One such cautionary figure on the first night was John Delaney, who spoke out on a different issue, “Medicare for All.” Delaney said it was “bad policy” to impose a single-payer plan to the exclusion of all private health insurance; that could lead, Delaney added, to mass closings of U.S. hospitals.

Yet Delaney went into the debate at the back of the pack, and he was even further back when it was over. In other words, for today’s Democrats, the Era of Really Big Government is just beginning. Sorry, Bill Clinton! (As Politico’s Jeff Greenfield slyly noted, Republican opposition researchers are taking careful notes, fully intending to bring up these negative data points in the general election.)

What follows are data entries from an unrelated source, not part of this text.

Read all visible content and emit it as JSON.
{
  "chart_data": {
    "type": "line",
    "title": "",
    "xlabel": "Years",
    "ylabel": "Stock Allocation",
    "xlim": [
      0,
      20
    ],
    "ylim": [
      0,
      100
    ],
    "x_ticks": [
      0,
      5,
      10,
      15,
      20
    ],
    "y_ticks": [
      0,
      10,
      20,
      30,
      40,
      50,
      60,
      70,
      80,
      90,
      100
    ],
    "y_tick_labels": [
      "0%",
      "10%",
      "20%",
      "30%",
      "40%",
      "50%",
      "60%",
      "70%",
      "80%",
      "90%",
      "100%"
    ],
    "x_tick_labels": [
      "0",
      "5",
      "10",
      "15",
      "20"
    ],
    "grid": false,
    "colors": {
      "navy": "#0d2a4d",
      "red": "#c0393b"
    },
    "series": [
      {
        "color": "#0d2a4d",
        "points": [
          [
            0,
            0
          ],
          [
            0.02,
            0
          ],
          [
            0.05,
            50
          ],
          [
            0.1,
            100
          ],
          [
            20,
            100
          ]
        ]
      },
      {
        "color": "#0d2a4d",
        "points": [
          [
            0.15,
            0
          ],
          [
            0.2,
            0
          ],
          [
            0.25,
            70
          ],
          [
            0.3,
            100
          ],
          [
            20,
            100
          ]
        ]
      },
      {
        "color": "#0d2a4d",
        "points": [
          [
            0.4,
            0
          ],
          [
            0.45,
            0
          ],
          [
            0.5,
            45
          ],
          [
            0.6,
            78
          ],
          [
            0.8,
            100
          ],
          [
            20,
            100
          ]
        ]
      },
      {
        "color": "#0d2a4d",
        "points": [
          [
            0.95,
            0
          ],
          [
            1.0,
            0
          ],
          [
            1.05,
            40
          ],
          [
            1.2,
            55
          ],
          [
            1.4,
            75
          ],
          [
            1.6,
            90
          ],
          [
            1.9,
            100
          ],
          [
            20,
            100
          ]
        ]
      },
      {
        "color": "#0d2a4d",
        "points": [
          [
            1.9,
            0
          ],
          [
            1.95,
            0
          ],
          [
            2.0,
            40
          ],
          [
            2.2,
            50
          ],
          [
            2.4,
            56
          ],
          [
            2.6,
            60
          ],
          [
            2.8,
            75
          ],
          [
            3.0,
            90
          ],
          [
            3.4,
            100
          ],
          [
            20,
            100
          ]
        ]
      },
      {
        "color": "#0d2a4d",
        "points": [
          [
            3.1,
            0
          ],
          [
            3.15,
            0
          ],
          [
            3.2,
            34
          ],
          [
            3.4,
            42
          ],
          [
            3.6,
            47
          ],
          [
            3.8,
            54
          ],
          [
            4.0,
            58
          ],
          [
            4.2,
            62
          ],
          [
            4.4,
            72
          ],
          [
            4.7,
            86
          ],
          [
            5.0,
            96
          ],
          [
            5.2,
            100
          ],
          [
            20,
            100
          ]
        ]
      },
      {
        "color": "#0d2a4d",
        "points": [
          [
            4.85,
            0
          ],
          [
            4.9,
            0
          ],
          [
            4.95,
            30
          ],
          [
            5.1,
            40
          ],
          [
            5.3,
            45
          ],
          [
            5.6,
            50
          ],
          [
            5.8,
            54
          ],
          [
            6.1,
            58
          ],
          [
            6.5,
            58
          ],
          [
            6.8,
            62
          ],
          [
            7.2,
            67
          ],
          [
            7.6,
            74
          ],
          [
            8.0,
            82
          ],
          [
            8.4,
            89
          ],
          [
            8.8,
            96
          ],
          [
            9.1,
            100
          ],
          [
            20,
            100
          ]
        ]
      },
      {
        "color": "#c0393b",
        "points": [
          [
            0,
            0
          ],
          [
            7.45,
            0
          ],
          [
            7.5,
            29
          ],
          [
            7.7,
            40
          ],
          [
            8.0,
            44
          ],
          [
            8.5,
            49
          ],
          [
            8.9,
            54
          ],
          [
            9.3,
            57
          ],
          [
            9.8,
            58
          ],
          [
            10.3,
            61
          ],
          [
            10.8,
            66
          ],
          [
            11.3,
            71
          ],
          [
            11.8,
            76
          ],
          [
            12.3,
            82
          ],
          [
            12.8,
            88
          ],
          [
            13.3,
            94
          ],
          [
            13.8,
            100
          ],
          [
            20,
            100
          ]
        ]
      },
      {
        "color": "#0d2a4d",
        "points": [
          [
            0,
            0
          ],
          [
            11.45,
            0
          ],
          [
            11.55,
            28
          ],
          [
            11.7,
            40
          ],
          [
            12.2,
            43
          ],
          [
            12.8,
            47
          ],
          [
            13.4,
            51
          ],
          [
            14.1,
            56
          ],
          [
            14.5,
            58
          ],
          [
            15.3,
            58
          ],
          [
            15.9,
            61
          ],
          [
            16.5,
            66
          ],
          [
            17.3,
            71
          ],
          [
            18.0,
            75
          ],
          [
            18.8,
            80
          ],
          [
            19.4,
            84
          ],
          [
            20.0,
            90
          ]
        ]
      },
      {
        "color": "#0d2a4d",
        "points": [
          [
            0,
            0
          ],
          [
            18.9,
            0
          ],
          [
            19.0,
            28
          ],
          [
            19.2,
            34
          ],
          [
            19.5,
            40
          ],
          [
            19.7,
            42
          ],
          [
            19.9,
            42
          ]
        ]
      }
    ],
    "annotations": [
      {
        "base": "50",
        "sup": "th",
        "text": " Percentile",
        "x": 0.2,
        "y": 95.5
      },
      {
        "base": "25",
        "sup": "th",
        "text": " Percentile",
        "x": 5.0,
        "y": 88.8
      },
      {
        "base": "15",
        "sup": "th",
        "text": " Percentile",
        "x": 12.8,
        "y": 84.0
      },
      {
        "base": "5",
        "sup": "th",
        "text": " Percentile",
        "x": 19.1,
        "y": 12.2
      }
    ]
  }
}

The second night was, if anything, even leftier. All ten candidates were asked if crossing the border without the legal right to do so should be de-criminalized, and all ten raised their hands in agreement. In the words of the Washington Examiner’s Byron York, “That moment was perhaps the Democratic Party’s most significant step yet toward embracing a policy of open borders.”

And oh yes, all ten of Thursday night’s Dems were also for taxpayer-funded health insurance, for for the undocumented; that’s somewhere between 11 and 22 million beneficiaries—although, of course, nobody really knows for sure how many there are. 

We can observe that these new stances on immigration leave Hillary Clinton even further out in the cold; back in 2007, she took a strong position against driver’s licenses for illegal aliens. 

Once again, a few brave Democratic hopefuls have taken exception to this progressive pied-piper-ing. For instance,  Rep. Seth Moulton, who was excluded from the debates due to low numbers, had this to say about decriminalization: 

If you cross the border illegally, then that’s illegal.  I want a system that encourages them to come legally.  I think that that plan would do the opposite.

And once again, Republicans are cocked and loaded.  On Thursday night, Trump campaign manager Brad Parscale chortled as he tweeted: “Democrats say: ‘Open Borders!’  Get here and we will let you in!  So, let’s just let all 7 billion people in.  That will completely work.  What??”

Of course, Parscale was already in Donald Trump’s corner.  And yet tens of millions of American voters are undecided, and perhaps even hostile, toward Trump.  And yet if the ’20 Democrats prove themselves to be the worse alternative, well, Trump could come out ahead by default.

Indeed, there are already indicators that the Democrats’ leftward lurch is hurting them with the middle—and even some regular Democrats. On Thursday night, Rachael Bade, a reporter for the Washington Post, was moved to tweet: “Overheard while watching the debate just now: “I’m not sure I’m a Democrat anymore.” — Democrat next to me complaining abt how far left the party has moved.”

Yes, Democrats just had their left-fest in Miami.  And yes, the legacies of Barack Obama and Bill Clinton mostly went down the memory hole.  And yet those two ex-presidents were smart enough, and moderate-seeming enough, to each win a pair of national elections.  In other words, they have wisdom to offer Democrats. 

Yet today’s woke Dems are hightailing it down the left lane to nowhere.  And as they showed the nation in Miami, they want to drive that wayward bus even faster.